I've tried several different approaches but this is the closest I ended with.

Upvotes: 2

Views: 691

Answers (4)

tranquillity
tranquillity

Reputation: 1685

I was able to get this working using the alternative syntax documented for optional arguments

type NamedAttribute([<Optional>] [<DefaultParameterValue("")>] name) = 
    inherit Attribute()
    new () = new NamedAttribute(?name = None)
    member val Name:string = name

module X = 
    [<Command(name = "")>]
    let f x = x

Upvotes: 0

Daniel
Daniel

Reputation: 47904

This works:

type ColumnAttribute() =
    inherit System.Attribute()
    let mutable index = 0
    let mutable name = ""
    member x.Index 
        with get() = index
        and set value = index <- value
    member x.Name 
        with get() = name
        and set value = name <- value

type Substance = {
    [<Column(Index=1)>] Name : string
    [<Column(Index=0)>] Id : int
    [<Column(Name="sequence")>] Sequence : string
}

Attributes already support property setter syntax similar to named arguments.

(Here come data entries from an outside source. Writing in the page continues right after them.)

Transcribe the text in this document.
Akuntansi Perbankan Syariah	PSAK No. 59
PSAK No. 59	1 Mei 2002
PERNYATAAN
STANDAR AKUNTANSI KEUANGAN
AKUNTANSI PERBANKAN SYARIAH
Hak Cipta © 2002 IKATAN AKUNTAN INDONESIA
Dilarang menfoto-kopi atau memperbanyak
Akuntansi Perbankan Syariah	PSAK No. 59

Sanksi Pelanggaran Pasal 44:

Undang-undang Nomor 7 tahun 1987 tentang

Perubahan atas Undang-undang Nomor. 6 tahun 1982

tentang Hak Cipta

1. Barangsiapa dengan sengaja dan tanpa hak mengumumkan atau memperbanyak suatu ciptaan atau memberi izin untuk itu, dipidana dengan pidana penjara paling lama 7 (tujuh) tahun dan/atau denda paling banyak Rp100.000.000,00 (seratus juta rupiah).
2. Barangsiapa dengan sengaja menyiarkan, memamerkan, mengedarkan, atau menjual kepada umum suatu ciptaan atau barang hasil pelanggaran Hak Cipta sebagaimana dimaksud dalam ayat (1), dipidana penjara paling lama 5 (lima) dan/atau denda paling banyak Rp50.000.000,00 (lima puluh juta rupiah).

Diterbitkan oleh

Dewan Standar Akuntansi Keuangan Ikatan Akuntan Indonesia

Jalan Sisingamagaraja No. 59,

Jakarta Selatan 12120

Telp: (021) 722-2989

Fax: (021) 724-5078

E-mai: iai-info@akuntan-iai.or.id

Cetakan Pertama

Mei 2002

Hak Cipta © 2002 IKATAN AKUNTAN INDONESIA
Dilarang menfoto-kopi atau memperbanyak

To get what you want, use a parameterless constructor and rely on the attribute syntax, instead of named arguments (which don't work well with attributes anyway, because they're inferred as options...which don't qualify as constant expressions).

Upvotes: 2

JaredPar
JaredPar

Reputation: 754585

There are 2 issues that I see with your code

  1. In order for this to work you need to define a no-argument constructor for ColumnAttribute.
  2. The type of Index and Name is int option and string option respectively but you need it to be int and string.

Try the following

type ColumnAttribute(index:int option,name:string option) =     
    inherit Attribute()     
    let mutable index = index
    let mutable name = name
    new () = ColumnAttribute (None, None)
    member x.Index          
        with get() = match index with | Some i -> i | None -> 0
        and set value = index <- Some value         
    member x.Name          
        with get() = match name with | Some n -> n | None -> ""
        and set value = name <- Some value  

type Substance = {     
    [<Column(Index=1)>] Name : string     
    [<Column(Index=0)>] Id : int     
    [<Column(Name="sequence")>] Sequence : string }

Upvotes: 4

Brian
Brian

Reputation: 118865

Here you go:

open System

type ColumnAttribute() =
    inherit Attribute()
    let mutable index = 0
    let mutable name = ""
    member x.Index         
        with get() = index        
        and set value = index <- value        
    member x.Name         
        with get() = name        
        and set value = name <- value

type Substance = {    
    [<Column(Index=1)>] Name : string    
    [<Column(Index=0)>] Id : int    
    [<Column(Name="sequence")>] Sequence : string
}

Note that the optional parameters (e.g. ?index) in your original attempt were causing the types to be e.g. int option rather than int.